On April 5, 2018, OU research assistant Volkan Bayar reportedly shot and killed four of his colleagues, falsely accusing them of being supporters of Fethullah Gülen, an exiled cleric whom Turkish authorities claim was responsible for a violent coup attempt on July 15, 2016 (see report). OU Rector Hasan Gönen resigned from his post following allegations that he had not correctly responded to reported concerns that Bayar was a threat to the campus community.

On April 12, one day after Rector Gönen resigned, a group of OU students reportedly held a press conference at the university cafeteria, during which one of the student spokespersons, Anıl Ataş, declared that Professor Gönen’s resignation was not enough, and that responsibility for the April 5 killings extended to other OU personnel, Turkey’s Council of Higher Education (YÖK), and the State of Emergency policies generally.

Students distributed flyers and held banners reading “Bullets fired on four academics are actually fired on science.” Police officers and university security guards reportedly used force to restrict the students’ actions. Police arrested three of the students, who were released later in the day.

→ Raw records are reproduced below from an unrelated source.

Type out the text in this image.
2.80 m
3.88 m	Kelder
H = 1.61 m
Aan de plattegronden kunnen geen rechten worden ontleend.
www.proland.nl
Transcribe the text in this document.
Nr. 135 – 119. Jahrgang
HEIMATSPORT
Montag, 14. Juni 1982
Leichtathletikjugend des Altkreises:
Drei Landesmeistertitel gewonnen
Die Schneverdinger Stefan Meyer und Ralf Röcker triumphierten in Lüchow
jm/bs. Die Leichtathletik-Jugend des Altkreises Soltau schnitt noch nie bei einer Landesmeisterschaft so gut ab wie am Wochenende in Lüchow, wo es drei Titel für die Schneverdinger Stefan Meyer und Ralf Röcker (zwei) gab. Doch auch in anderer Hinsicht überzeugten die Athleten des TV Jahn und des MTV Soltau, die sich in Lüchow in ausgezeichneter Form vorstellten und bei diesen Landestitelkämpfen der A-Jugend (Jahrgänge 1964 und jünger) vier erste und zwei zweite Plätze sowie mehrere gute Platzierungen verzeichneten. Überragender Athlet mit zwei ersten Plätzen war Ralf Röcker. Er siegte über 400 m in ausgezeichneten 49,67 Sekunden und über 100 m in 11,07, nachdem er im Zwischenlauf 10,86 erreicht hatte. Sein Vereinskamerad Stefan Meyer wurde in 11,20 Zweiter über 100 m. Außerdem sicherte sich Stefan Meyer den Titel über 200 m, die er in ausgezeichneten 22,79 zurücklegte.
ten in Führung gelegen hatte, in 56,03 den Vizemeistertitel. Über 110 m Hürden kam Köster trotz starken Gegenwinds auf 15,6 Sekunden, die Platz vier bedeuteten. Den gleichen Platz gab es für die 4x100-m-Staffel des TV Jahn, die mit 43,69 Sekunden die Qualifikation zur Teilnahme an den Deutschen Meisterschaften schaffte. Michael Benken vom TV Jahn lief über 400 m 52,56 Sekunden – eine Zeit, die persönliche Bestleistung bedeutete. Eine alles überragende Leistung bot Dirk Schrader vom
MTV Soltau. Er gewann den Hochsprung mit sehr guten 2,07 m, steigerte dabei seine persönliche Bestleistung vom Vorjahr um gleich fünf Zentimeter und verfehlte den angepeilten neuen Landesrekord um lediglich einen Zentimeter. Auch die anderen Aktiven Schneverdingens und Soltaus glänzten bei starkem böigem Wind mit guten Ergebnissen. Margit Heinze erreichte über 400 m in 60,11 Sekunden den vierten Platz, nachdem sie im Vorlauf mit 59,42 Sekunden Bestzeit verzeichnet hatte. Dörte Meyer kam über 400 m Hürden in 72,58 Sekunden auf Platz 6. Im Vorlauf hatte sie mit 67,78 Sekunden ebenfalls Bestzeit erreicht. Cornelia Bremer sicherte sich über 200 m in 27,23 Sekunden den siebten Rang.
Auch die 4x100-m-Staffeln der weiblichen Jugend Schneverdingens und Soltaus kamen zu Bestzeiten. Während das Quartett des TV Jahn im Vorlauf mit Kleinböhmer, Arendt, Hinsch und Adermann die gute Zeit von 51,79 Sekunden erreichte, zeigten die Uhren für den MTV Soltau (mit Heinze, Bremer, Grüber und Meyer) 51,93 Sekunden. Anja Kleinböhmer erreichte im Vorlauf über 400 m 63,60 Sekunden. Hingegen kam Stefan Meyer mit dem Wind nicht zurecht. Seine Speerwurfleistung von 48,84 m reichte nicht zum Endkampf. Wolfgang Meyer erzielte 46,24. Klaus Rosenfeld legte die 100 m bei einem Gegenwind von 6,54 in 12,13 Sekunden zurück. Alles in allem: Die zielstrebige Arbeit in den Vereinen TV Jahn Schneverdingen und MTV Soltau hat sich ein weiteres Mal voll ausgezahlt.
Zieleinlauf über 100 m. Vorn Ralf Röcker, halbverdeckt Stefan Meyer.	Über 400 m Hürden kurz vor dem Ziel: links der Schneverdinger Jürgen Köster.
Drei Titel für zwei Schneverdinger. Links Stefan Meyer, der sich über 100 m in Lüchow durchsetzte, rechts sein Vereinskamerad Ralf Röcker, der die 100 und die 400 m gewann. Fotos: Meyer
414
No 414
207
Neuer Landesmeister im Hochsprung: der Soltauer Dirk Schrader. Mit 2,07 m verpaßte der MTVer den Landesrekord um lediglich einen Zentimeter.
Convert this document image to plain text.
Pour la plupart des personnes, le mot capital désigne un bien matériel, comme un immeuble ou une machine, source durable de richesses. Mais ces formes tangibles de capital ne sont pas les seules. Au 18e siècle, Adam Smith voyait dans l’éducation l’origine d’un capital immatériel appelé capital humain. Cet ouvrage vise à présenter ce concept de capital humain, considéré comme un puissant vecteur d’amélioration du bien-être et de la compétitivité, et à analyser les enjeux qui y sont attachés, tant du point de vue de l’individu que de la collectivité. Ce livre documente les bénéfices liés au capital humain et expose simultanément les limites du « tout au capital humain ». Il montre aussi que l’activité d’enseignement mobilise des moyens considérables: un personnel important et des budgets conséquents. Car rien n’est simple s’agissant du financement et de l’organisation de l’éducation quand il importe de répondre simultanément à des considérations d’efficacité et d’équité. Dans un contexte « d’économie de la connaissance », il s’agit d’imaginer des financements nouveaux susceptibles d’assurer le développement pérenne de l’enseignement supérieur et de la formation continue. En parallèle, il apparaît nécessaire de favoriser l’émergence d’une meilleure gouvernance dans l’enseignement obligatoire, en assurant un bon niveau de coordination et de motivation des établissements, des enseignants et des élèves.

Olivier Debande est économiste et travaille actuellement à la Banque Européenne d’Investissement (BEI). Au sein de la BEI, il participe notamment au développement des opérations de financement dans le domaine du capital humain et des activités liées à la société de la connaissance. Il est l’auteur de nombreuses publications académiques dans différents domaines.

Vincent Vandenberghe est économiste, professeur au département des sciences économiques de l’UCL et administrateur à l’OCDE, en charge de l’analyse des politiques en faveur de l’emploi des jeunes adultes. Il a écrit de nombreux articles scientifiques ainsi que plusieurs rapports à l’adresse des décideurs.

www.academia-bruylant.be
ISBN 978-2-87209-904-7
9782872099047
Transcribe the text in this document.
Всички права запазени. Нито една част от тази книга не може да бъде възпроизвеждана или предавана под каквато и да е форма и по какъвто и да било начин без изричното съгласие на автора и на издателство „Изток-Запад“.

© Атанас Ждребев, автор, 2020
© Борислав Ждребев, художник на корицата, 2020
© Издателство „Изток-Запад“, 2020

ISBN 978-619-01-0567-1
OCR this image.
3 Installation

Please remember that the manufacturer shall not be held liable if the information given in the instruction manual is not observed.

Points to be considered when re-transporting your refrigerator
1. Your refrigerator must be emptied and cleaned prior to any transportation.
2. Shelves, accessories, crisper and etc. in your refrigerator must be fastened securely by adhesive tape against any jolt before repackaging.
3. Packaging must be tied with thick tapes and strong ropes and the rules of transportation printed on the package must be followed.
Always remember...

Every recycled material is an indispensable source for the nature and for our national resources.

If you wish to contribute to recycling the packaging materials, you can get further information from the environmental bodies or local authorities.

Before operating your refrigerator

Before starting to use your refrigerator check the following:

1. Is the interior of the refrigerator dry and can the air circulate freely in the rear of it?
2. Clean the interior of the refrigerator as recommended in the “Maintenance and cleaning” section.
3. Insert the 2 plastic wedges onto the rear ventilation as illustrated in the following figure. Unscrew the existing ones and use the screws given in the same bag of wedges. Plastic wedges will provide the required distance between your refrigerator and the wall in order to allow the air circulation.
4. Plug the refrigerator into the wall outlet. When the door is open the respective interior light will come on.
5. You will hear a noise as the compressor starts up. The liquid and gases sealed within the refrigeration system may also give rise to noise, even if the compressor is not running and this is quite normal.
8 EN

Scholars at Risk is concerned about the use of force against and detention of students in retaliation for the peaceful exercise of the rights to academic freedom, freedom of expression and freedom of assembly — conduct which is expressly protected under international human rights instruments including the Universal Declaration of Human Rights and the International Covenant on Civil and Political Rights, to which Turkey is a party. State and university authorities have a responsibility to protect the peaceful exercise of such rights. In addition to the harm to the immediate victims, such incidents have chilling effect on academic freedom, institutional autonomy, and democratic society generally.